On sait que souvent les mythes de fondation prennent appui sur des guerres lointaines et oubliées, car les événements du passé font l’objet de relecture incessante. La guerre d’indépendance algérienne a permis de voir en Rome un ancien colonisateur et en Jugurtha l’ancêtre de l’émir Abdelkader. On l’aura compris, la résurrection d’un mythe constitue un marqueur d’une évolution politique et culturelle de la société. D’ailleurs ce type de résurrection est précédée toujours par des écrits retraçant la vie du personnage oublié. Le retour de la Kahina ou Dihya et son insertion dans la vie contemporaine algérienne fait suite à une profusion de production mythico-romanesque et de recherche académique prenant comme objet cette héroïne de la résistance à la conquête arabe. L’aboutissement de ce processus s’est concrétisé d’ailleurs par l’érection en son honneur d’une stèle à Baghaïa. Pour revenir à Chachnaq (Schischak de la Bible) : ce n’est pas seulement le travail du militant Ammar Negadi de l’Académie berbère qui a servi d’aiguillon à son retour spectaculaire mais il y a aussi les livres qui ont fait revivre le personnage.
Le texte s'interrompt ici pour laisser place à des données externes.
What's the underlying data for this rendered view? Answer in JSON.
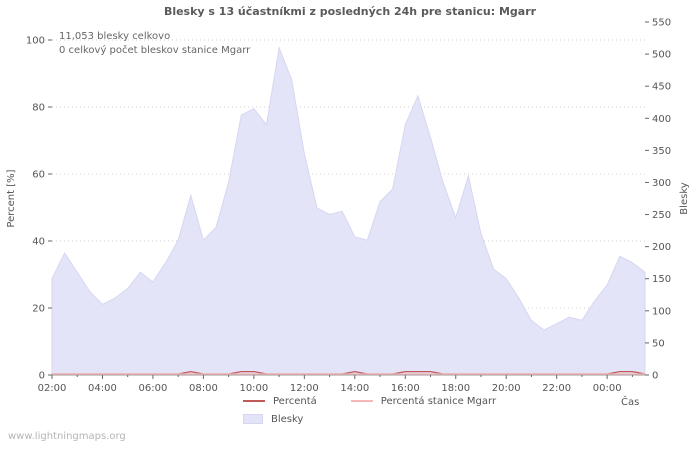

On peut citer l’Histoire d’amour de Sheshonq 1er roi berbère et pharaon d’Egypte de Youcef Allioui (2013) et Les chachnaq, pharaons berbères d’Égypte. Retour sur une vérité historique souvent méconnue de Kamel Chehrit (2016). On notera également le travail de vulgarisation autour du personnage réalisé par l’écrivain d’expression berbère, Brahim Tazaghart.
En outre, d’autres pays dont la France ont connu ces phénomènes de mythification consciente ou inconsciente de l’histoire. Des personnages tels Jeanne d’Arc et Vercingétorix furent à maintes reprises « retouchés » . Longtemps oubliés, on ne dut se rappeler de ces héros qu’au XIXe, voire au XXe siècle. L’exemple de Jeanne d’Arc que les Français avaient comparée à Lalla Fadma N’Soumer, est édifiant. Condamnée par l’Église et exécutée sur le bûcher en 1431 sur ordre des Anglais contre lesquels elle a pris les armes, son souvenir est revenu à la faveur de la Révolution française. L’historien Jules Michelet lui consacra un livre où il fit d’elle une » sainte républicaine » et l’ennemie jurée de l’Église. Par la suite, toute une littérature revisitant cette héroïne vint s’accumuler en sa faveur avant que le Vatican décide de sa canonisation et l’Assemblée nationale instituer en 1920 une fête de Jeanne d’Arc. Depuis, on vit se multiplier partout en France des stèles célébrant l’héroïne qui a « incarné le peuple français ».